Decorre do que se vem dizendo que perante um determinado litígio, com vista a aferir se o mesmo cabe no âmbito de competência material dos tribunais administrativos e fiscais ou antes na da dos tribunais judiciais, impõe-se indagar se a específica matéria em causa, atenta a relação material controvertida delineada pelo autor em sede de petição inicial, se subsume a alguma das previsões elencadas nas diversas alíneas do n.º 1 do art. 4º do ETAF, devendo, no caso positivo, concluir-se que a competência material para conhecer dessa concreta relação cabe à jurisdição administrativa, independentemente da relação jurídica controvertida consubstanciar ou não uma “relação jurídica administrativa”.

Por outro lado, verificado que seja que a relação jurídica material não se subsume a nenhuma das situações previstas nas als. a) a n) do n.º 1 do enunciado art. 4º, impõe-se, nos termos do disposto da al. o) indagar se essa relação jurídica consubstancia uma “relação jurídica administrativa ou fiscal”, caso em que a competência material para conhecer dessa relação se encontra também reservada à jurisdição administrativa e fiscal.

Nos casos em que a relação material controvertida delineada pelo autor não se subsuma em nenhuma das previsões legais enunciadas nas als. a) a n) do n.º 1 do art. 4º do ETAF e, igualmente, não se consubstancie numa “relação jurídica administrativa”, concluir-se-á que a competência material para conhecer dessa concreta relação jurídica pertence aos tribunais judiciais, atento o critério da residualidade da competência material destes.

Precise-se que segundo Freitas do Amaral, “relação jurídica administrativa é aquela que confere poderes de autoridade ou impõe restrições de interesse público à Administração perante os particulares ou que atribui direitos ou impõe deveres aos particulares perante a Administração. Este tipo de relação jurídica pressupõe, assim, a intervenção da Administração Pública investida do seu poder de autoridade “jus imperium”, impondo aos particulares restrições que não têm na atividade privada. É para dirimir os conflitos de interesses surgidos no âmbito destas relações e com vista à garantia do interesse público que se atribuiu competência específica aos tribunais administrativos” (8).

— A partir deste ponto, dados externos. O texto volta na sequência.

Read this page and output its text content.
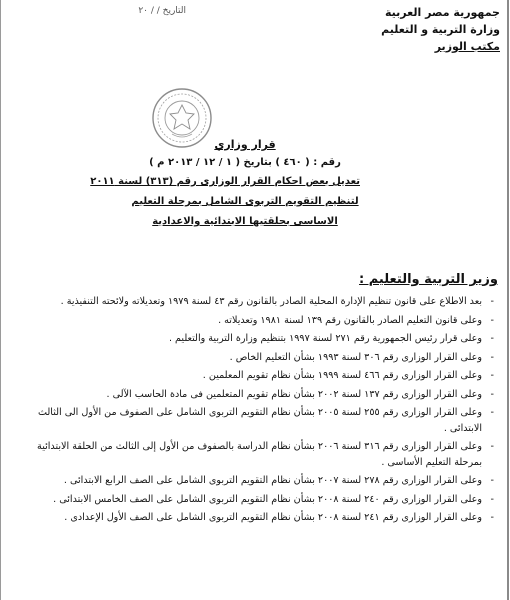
التاريخ / / ٢٠	جمهورية مصر العربية
وزارة التربية و التعليم
مكتب الوزير
قرار وزاري
رقم : ( ٤٦٠ ) بتاريخ ( ١ / ١٢ / ٢٠١٣ م )
تعديل بعض احكام القرار الوزارى رقم (٣١٣) لسنة ٢٠١١
لتنظيم التقويم التربوى الشامل بمرحلة التعليم
الاساسى بحلقتيها الابتدائية والاعدادية
وزير التربية والتعليم :
- بعد الاطلاع على قانون تنظيم الإدارة المحلية الصادر بالقانون رقم ٤٣ لسنة ١٩٧٩ وتعديلاته ولائحته التنفيذية .
- وعلى قانون التعليم الصادر بالقانون رقم ١٣٩ لسنة ١٩٨١ وتعديلاته .
- وعلى قرار رئيس الجمهورية رقم ٢٧١ لسنة ١٩٩٧ بتنظيم وزارة التربية والتعليم .
- وعلى القرار الوزارى رقم ٣٠٦ لسنة ١٩٩٣ بشأن التعليم الخاص .
- وعلى القرار الوزارى رقم ٤٦٦ لسنة ١٩٩٩ بشأن نظام تقويم المعلمين .
- وعلى القرار الوزارى رقم ١٣٧ لسنة ٢٠٠٢ بشأن نظام تقويم المتعلمين فى مادة الحاسب الآلى .
- وعلى القرار الوزارى رقم ٢٥٥ لسنة ٢٠٠٥ بشأن نظام التقويم التربوى الشامل على الصفوف من الأول الى الثالث الابتدائى .
- وعلى القرار الوزارى رقم ٣١٦ لسنة ٢٠٠٦ بشأن نظام الدراسة بالصفوف من الأول إلى الثالث من الحلقة الابتدائية بمرحلة التعليم الأساسى .
- وعلى القرار الوزارى رقم ٢٧٨ لسنة ٢٠٠٧ بشأن نظام التقويم التربوى الشامل على الصف الرابع الابتدائى .
- وعلى القرار الوزارى رقم ٢٤٠ لسنة ٢٠٠٨ بشأن نظام التقويم التربوى الشامل على الصف الخامس الابتدائى .
- وعلى القرار الوزارى رقم ٢٤١ لسنة ٢٠٠٨ بشأن نظام التقويم التربوى الشامل على الصف الأول الإعدادى .
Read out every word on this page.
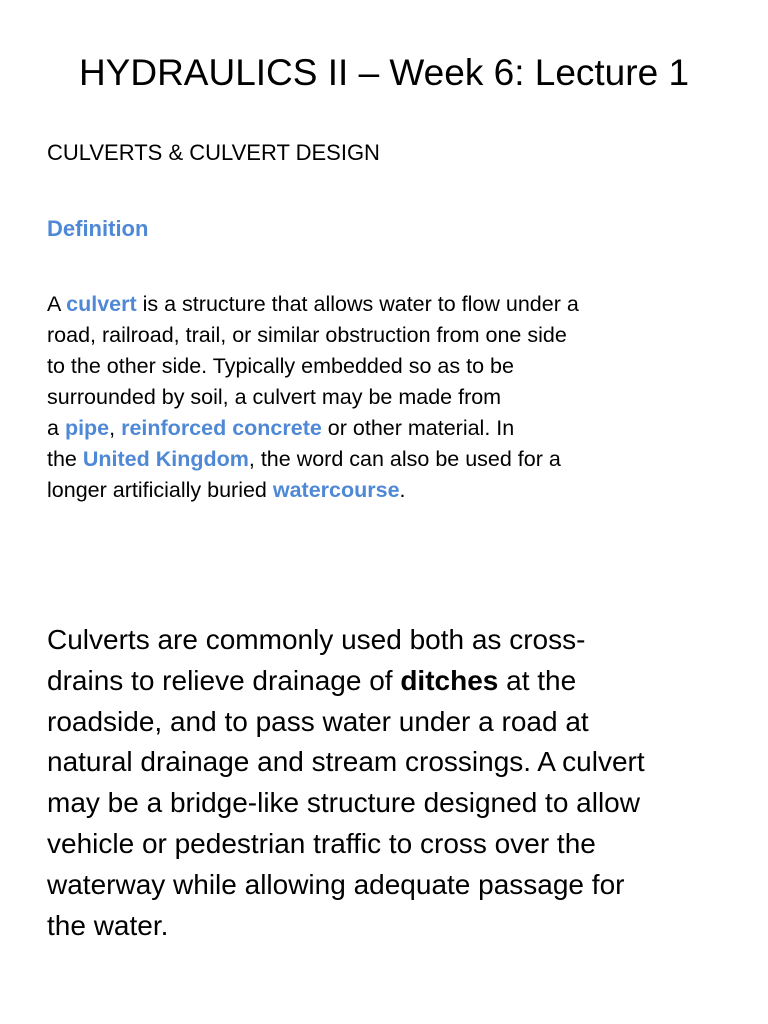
HYDRAULICS II – Week 6: Lecture 1

CULVERTS & CULVERT DESIGN

Definition

A culvert is a structure that allows water to flow under a
road, railroad, trail, or similar obstruction from one side
to the other side. Typically embedded so as to be
surrounded by soil, a culvert may be made from
a pipe, reinforced concrete or other material. In
the United Kingdom, the word can also be used for a
longer artificially buried watercourse.

Culverts are commonly used both as cross-
drains to relieve drainage of ditches at the
roadside, and to pass water under a road at
natural drainage and stream crossings. A culvert
may be a bridge-like structure designed to allow
vehicle or pedestrian traffic to cross over the
waterway while allowing adequate passage for
the water.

Já Fernandes Cadilha (9) defende que “por relação jurídica administrativa deve entender-se a relação social estabelecida entre dois ou mais sujeitos (um dos quais a Administração) que seja regulada por normas de direito administrativo e da qual resultem posições jurídicas subjetivas. Pode tratar-se de uma relação jurídica intersubjetiva, como a que ocorre entre a Administração e os particulares, intra administrativa, quando se estabelecem entre diferentes entes administrativos, no quadro de prossecução de interesses públicos que lhes cabe defender, ou inter orgânica, quando se interpõem entre órgãos administrativos da mesma pessoa coletiva pública, por efeito do exercício dos poderes funcionais que lhes correspondem. Por outro lado, as relações jurídicas podem ser simples ou bipolares, quando decorrem entre dois sujeitos, ou poligonais ou multipolares, quando surgem entre três ou mais sujeitos que apresentam interesses conflituantes relativamente à resolução da mesma situação jurídica”.

A relação jurídica administrativa pode, assim, conceber-se como sendo “uma relação jurídica regulada pelo Direito Administrativo, que se decompõe num conjunto de direitos e deveres entre as partes, sendo estas, por um lado, a Administração Pública, qualquer pessoa coletiva de direito público ou mesmo particular, investido de poder público, e por outro, qualquer pessoa colectiva de direito público ou particular. Trata-se assim, de uma relação social estabelecida entre, pelo menos, dois sujeitos, um dos quais é sempre a Administração (ou qualquer entidade, ainda que privada, dotada de poder e autoridade) regulada pelo direito administrativo e da qual resultam posições jurídicas subjetivas. A relação jurídica administrativa é, pois, em regra, uma relação entre entidades administrativas e sujeitos de direito privado, sendo certo que a parte que ocupa um dos polos de tal relação se encontra numa posição de supremacia relativamente à outra, exercendo poderes públicos ou de autoridade que criam do outro lado da relação, deveres e sujeições, enquanto que a esta parte se reconhecem direitos subjetivos, interesses legítimos e garantias administrativas que visam protegê-la (normalmente os sujeitos privados) de atos abusivos da outra parte (normalmente a Administração Pública, ente público menor ou mesmo particular investido de poderes públicos), a qual se acha onerada quer com o dever de prosseguir contínua e regularmente o interesse público, quer com um dever geral de respeito pelas posições jurídicas (ativas) legalmente adquiridas pelos particulares” (10).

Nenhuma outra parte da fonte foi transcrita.